Building A Weather Display In Rust

We’ve seen a lot of weather displays over the years, and plenty of the more modern ones have been using some form of electronic paper. So what makes this particular build from [Harry Stern] different? The fact that the firmware running on the ESP32 microcontroller at its heart was developed in Rust.

The weather station itself is capable of operating for several months on its rechargeable NiMH battery bank. The Rust section of the project is in two parts, the first of which runs on a server which downloads the weather data and aggregates it into an image. The second part runs on the ESP32 using esp-idf which configures peripherals, turns on and connects to Wi-Fi, retrieves the image from the server, displays the image and then puts the display to sleep. By doing the heavy lifting on the server, the display should be able to run for longer than it would if everything was happening on the ESP32.

The project code is available from this GitHub page which should allow even Rust beginners to follow along, and the case file is also available for those with a 3D printer. [Harry] has a few upgrades planned for future releases as well, including a snap-fit case, a custom PCB, and improved voltage regulator for better battery life, and enhanced error handling for the weather API. And Rust isn’t the only interesting part of this project, either. As prices for e-paper displays continue to fall, more and more of them are found in projects like weather stations and even complete laptops which use these displays exclusively.

21 thoughts on “Building A Weather Display In Rust

    1. I think it’s because it’s exciting to see it be applied. More developers want to see a bigger job market for it, so talking about it further proves to the market it’s ready for production and should be used for all possible (good) applications. Embedded rust is still a baby to some of the market so I’m personally excited to see what people do with it.

  1. I don’t understand why this ridiculous programming language is so overrated. How does writing in Rust help us now? Why are people dying to use this language that looks so bad and has ridiculous syntax when there are already mature languages?

    1. I guess it’s popular because of :
      “Rust is blazingly fast and memory-efficient: with no runtime or garbage collector, it can power performance-critical services, run on embedded devices, and easily integrate with other languages.
      Rust’s rich type system and ownership model guarantee memory-safety and thread-safety — enabling you to eliminate many classes of bugs at compile-time.” [https://www.rust-lang.org]

      The syntax appears to be just as ridiculous as any other languages.

    2. I wouldn’t have been so hyperbolic, but that’s more-or-less what I thought about rust before trying it. I was a C/++ (mostly C) firmware engineer for ~8 years before I tried rust. I’ve now been using it full time at work for a little over a year, and you’d have to threaten my life to get me to give up rust.
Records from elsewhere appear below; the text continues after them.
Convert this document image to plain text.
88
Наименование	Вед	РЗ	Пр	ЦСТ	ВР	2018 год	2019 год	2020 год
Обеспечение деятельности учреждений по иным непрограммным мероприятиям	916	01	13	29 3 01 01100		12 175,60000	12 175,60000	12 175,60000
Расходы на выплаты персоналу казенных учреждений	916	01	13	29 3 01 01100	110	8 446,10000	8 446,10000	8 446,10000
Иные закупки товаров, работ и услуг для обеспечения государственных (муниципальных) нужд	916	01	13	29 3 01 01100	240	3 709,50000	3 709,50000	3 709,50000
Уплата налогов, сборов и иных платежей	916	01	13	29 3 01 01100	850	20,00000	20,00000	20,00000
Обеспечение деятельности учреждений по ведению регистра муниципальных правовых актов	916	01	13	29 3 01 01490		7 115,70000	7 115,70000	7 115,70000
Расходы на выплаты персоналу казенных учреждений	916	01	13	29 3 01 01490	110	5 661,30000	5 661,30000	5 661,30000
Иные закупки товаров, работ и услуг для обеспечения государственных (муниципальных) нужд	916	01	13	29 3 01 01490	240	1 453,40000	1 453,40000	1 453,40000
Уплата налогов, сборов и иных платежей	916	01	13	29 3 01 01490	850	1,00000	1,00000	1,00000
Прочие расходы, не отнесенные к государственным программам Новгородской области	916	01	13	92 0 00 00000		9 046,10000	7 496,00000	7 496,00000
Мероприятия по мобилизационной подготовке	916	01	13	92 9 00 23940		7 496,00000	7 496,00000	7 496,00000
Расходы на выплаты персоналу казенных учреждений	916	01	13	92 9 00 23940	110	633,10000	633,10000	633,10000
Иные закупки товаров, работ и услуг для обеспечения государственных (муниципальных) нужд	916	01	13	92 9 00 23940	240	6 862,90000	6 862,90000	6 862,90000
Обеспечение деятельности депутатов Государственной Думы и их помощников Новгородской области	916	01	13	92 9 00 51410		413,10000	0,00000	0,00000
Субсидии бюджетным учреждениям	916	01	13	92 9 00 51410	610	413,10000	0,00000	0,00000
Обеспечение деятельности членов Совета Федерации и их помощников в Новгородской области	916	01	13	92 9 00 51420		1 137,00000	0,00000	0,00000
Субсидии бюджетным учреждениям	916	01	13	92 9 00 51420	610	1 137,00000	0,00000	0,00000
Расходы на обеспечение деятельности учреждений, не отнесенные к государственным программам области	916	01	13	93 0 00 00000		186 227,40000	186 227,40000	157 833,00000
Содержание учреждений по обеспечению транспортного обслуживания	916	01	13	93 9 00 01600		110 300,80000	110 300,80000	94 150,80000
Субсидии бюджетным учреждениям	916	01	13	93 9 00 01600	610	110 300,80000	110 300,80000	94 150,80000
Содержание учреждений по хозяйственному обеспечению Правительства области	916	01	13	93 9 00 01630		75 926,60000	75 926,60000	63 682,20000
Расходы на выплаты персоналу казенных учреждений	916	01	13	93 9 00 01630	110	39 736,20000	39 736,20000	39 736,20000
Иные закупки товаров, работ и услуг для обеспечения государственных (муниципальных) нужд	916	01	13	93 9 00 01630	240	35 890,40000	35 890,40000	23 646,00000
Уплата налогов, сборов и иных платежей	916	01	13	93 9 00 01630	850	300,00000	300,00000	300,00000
      I love C, it was the first language I did anything useful in, I worked with it full time for nearly a decade, and it will never fully go away, and I don’t think it should go away completely. On the other hand, rust is a better language, the ecosystem is healthier, and the tooling is so much better that it’s not even a competition. None of that should be surprising, if tooling hadn’t gotten better since the dawn of C it would be a sad commentary about the software industry. The only thing rust currently lacks that is important for (some) embedded projects is a certified tool chain, though people are working on that.

      I recommend you give it a try, for a couple solid weeks. Even if you don’t end up switching, the perspective is useful.

  2. The syntax is truly ugly, I cannot understand why anyone would like to type more to do the same things that C does.

    That aside, I would’ve shifted regardless if the safety features were as great as the community always seems to claim but I am yet to see a single embedded program in rust which does not include unsafe code (which defeats the point of using it entirely).

  3. I’m hoping Rust is just another fad which will go away. I’ve yet to see an example of Rust offering something Ada cannot, while Ada is “human readable”. Perhaps too much misinformation about Ada blasted in the content forums? The compile time checks are awesome, and the runtime checks can be turned on or off. The compiler is based on gcc/llvm and produces executables as similar to having compiled C so can’t even complain about it producing poor code. Really at a loss TBH.

    1. Rust will never ‘go away’. Just like Fortran, Ada, Pascal, C, C++, Java, Python, Perl, JavaScript, Etc., there will always be those people that think ‘a’ certain language is the best ‘ever’. Right now the new fad in software development is ‘Rust’. It may fade (or not), but regardless it will never ‘go away’. That is wishful thinking :) . I prefer C/C++, Python, and Assembly myself. I’ve written some apps in Rust for fun, but not ‘taken’ with the language to convert over to it. I certainly do NOT like how it tries to force ‘style’ on you.

    1. Please add a Photo and maybe a 3 seconds GIF video. More self marketing please. The clean design looks great but not everybody reads the code to imagine whats behind it. And add a link to this article.